Flashback Product of the Week: 1996 Best Harrisburg Senators Team Set

 photo 96senatorsbestvg_zpsytpww1ca.jpg

Throughout the summer I usually attend a handful of minor league games.  My main focus is on bobblehead giveaways.  As of right now, I’ve got tickets for the Harrisburg Senators and Lancaster Barnstormers.  The State College Spikes only have one bobblehead giveaway on their schedule so far, and its at the end of the season during the week.  I’m waiting for the Williamsport Crosscutters to post their promo schedule.  It drives me crazy when teams giveaway bobbleheads during the week.  I suppose it helps boost weekday attendance.

The first time I attended a professional baseball game was in 1997.  It was on City Island to watch the Harrisburg Senators take on the New Haven Ravens.  One of the Ravens players even gave me a broken bat as he walked by.  To this day, I still don’t know who that player was.  I like to think it was Todd Helton, but I believe he was in Triple-A by then.

Upon arriving to the game, I remember stopping at a souvenir booth.  It wasn’t a store that you could walk around in.  You’d walk up to the counter and tell the person working what you wanted to buy.  All of the items for sale were on display behind the employees.

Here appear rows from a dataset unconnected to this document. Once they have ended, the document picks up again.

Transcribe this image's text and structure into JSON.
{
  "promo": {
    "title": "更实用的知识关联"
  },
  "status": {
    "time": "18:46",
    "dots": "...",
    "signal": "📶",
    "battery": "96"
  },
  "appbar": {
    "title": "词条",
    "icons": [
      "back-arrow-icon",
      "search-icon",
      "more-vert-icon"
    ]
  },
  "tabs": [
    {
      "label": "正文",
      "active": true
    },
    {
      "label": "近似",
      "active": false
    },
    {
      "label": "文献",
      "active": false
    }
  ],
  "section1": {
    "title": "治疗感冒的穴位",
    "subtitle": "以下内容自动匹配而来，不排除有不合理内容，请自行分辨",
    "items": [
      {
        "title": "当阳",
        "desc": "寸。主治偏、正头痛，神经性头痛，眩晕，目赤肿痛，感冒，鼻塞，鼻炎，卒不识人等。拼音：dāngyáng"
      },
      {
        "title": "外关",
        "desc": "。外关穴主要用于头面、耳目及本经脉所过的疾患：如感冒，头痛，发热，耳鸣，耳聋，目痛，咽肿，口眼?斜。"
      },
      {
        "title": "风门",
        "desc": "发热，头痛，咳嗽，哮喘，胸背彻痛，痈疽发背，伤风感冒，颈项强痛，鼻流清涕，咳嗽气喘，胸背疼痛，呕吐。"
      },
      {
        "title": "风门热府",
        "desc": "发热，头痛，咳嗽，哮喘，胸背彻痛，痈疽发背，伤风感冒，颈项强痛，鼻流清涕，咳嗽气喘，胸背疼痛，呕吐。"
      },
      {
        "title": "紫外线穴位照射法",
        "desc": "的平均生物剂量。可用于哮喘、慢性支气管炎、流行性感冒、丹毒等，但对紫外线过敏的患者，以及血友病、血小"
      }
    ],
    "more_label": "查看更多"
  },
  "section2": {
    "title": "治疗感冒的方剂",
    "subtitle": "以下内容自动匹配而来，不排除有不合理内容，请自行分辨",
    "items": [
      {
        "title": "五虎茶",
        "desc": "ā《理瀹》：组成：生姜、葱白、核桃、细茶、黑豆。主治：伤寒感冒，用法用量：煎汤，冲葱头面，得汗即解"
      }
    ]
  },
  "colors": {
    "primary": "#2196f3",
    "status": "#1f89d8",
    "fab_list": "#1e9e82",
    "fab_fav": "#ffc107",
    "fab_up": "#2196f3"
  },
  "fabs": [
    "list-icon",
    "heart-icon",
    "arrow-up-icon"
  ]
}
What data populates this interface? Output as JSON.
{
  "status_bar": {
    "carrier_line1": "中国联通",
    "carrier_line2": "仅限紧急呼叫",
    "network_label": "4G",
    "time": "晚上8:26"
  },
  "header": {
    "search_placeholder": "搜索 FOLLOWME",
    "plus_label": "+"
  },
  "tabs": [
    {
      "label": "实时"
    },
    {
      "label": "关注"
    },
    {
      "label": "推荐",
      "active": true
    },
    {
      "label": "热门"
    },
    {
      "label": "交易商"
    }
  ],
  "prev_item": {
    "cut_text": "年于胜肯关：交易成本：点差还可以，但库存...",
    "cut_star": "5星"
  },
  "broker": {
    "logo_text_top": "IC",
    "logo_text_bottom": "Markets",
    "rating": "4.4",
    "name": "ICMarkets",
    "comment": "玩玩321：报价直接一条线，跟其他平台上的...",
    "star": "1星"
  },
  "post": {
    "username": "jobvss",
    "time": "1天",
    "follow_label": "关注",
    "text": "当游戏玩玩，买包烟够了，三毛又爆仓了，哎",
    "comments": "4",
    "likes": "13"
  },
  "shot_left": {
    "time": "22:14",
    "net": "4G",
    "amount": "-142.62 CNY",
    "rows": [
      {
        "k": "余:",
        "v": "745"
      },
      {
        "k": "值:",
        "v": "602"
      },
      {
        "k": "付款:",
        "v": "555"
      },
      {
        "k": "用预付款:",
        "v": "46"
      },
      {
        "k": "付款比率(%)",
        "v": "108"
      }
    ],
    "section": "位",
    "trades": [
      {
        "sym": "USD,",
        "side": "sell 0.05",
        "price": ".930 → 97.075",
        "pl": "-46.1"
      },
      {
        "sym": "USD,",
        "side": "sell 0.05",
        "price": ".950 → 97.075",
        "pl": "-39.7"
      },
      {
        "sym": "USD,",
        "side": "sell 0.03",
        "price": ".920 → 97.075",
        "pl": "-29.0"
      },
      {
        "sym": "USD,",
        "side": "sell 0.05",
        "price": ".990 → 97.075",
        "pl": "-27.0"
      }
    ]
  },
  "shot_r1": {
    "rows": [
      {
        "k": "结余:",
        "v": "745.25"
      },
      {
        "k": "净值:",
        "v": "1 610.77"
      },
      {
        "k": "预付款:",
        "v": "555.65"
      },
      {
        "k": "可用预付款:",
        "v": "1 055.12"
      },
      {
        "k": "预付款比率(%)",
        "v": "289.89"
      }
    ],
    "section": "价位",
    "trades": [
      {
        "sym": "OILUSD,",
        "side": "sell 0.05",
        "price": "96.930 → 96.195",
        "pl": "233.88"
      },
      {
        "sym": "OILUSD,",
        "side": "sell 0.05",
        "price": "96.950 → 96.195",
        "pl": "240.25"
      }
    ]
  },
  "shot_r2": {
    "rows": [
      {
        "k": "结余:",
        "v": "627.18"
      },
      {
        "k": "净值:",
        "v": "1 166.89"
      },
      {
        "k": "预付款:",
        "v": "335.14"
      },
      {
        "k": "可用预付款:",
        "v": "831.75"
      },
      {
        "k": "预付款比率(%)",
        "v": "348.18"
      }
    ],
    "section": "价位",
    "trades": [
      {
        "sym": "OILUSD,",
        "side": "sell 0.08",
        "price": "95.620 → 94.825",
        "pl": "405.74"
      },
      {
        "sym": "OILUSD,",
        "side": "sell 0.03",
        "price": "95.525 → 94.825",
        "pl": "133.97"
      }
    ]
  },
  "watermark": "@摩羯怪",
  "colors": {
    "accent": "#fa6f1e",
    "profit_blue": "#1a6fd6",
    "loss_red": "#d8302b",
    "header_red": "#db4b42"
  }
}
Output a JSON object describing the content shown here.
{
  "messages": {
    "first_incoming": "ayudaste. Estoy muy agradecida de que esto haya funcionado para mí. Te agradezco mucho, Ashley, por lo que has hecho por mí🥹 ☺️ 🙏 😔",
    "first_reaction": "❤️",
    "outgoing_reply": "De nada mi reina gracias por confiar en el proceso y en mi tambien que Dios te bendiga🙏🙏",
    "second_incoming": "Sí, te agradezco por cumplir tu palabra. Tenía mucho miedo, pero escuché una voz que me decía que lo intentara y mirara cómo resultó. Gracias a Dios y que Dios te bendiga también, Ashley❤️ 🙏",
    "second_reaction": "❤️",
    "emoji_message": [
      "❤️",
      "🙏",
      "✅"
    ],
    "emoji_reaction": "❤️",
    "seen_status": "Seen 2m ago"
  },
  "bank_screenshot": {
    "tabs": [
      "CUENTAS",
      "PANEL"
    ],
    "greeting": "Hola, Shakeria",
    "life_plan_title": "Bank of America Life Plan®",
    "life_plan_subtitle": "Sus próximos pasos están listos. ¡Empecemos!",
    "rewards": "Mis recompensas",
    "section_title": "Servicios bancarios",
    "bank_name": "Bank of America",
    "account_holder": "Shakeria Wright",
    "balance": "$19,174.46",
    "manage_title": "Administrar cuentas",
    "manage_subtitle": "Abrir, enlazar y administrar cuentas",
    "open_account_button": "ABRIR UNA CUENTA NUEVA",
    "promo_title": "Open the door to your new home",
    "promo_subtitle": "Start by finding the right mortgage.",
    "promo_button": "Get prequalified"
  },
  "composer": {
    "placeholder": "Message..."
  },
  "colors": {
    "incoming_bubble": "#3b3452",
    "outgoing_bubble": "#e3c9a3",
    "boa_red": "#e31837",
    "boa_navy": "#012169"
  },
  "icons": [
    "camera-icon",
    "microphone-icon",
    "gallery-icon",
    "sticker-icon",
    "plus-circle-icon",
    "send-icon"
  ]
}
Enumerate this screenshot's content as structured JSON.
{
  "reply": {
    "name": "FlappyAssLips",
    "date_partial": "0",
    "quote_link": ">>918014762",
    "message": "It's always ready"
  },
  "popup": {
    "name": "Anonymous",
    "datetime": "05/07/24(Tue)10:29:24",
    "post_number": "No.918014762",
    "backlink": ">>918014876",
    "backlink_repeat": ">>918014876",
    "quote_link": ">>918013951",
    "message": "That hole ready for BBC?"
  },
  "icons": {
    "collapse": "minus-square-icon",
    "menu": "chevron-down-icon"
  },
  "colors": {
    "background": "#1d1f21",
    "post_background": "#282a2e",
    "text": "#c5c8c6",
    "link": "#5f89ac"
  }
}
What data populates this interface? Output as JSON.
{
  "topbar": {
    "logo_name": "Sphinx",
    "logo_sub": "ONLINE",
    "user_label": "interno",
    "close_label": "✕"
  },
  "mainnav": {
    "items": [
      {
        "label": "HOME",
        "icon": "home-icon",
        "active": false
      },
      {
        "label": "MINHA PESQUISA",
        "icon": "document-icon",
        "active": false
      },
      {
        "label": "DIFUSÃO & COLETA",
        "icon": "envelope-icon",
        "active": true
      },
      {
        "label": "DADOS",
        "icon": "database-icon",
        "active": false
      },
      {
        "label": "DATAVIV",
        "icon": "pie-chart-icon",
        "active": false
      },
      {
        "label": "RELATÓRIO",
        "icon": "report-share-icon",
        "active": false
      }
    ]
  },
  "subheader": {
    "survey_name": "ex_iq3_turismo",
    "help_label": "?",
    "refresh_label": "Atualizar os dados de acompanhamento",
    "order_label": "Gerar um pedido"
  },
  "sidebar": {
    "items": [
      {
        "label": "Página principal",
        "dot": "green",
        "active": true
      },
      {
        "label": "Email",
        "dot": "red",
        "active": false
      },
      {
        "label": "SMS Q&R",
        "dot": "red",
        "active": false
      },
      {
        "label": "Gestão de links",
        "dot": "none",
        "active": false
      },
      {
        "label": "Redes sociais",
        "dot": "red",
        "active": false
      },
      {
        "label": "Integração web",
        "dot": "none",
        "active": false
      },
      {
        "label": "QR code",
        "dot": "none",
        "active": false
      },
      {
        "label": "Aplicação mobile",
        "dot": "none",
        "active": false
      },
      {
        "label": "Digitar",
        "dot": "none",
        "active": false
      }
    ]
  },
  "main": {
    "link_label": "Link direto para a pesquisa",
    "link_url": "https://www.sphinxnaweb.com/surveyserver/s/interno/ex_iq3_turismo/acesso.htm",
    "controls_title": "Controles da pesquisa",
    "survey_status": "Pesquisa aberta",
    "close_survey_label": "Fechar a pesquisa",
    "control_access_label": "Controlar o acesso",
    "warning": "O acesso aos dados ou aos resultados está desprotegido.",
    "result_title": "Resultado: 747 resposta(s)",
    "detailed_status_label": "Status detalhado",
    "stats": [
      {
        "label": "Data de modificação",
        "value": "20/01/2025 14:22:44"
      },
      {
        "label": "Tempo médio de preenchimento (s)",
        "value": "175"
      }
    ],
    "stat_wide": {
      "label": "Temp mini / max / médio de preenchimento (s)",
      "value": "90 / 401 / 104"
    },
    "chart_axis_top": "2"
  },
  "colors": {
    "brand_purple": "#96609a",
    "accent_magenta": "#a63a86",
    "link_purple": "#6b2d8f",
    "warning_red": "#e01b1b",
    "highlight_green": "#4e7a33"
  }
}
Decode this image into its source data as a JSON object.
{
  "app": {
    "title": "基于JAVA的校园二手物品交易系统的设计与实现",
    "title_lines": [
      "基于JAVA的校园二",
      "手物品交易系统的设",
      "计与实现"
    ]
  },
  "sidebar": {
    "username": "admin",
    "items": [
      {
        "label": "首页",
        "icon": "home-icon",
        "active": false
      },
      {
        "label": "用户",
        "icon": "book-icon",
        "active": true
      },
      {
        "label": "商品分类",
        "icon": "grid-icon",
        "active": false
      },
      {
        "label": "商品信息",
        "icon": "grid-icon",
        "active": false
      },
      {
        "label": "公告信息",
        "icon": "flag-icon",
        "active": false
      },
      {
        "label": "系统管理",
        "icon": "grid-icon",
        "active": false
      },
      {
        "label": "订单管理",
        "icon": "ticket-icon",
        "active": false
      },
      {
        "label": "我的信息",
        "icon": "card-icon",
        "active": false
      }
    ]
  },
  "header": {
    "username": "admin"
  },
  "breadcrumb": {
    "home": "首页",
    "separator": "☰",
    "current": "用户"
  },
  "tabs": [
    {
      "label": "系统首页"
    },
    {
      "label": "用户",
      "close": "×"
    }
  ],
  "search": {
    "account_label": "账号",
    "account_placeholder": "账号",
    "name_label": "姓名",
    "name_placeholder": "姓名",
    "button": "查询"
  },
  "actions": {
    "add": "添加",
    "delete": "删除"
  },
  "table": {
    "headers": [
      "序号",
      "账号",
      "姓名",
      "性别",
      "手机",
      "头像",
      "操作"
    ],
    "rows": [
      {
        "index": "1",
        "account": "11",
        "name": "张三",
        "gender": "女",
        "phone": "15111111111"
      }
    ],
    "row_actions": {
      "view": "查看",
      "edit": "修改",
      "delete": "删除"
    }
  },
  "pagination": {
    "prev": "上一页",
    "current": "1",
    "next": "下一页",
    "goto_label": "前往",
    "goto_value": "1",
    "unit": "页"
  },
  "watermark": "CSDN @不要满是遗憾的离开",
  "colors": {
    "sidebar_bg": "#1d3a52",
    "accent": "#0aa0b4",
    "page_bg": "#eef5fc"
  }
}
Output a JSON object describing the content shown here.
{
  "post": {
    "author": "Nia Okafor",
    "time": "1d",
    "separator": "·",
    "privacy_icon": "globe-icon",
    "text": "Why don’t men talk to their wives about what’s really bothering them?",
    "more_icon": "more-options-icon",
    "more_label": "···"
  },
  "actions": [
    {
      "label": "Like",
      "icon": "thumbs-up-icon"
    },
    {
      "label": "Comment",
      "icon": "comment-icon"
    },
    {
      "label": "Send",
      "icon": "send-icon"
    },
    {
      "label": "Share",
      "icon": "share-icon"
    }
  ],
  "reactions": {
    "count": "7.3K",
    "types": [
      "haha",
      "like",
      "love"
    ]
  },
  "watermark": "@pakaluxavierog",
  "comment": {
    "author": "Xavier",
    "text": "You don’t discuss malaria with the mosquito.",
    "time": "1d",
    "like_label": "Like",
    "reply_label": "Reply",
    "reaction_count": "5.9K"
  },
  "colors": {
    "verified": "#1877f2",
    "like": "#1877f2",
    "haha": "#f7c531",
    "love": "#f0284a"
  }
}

Team sets for the 1997 roster hadn’t been released yet, so I picked-up one from 1996.  It consists of (29) cards.  The two most recognizable names you’ll find in there are Vladimir Guerrero and Jose Vidro.  Both had long and successful careers in baseball.  A complete set can easily be found for $10.  It probably would be worth a lot more if these would’ve been the first cards of Guerrero and Vidro.  Vladimir Guerrero and Jose Vidro already had cards in nationally issued sets.  Guerrero in 1995 Bowman’s Best, and Vidro in 1993 Bowman.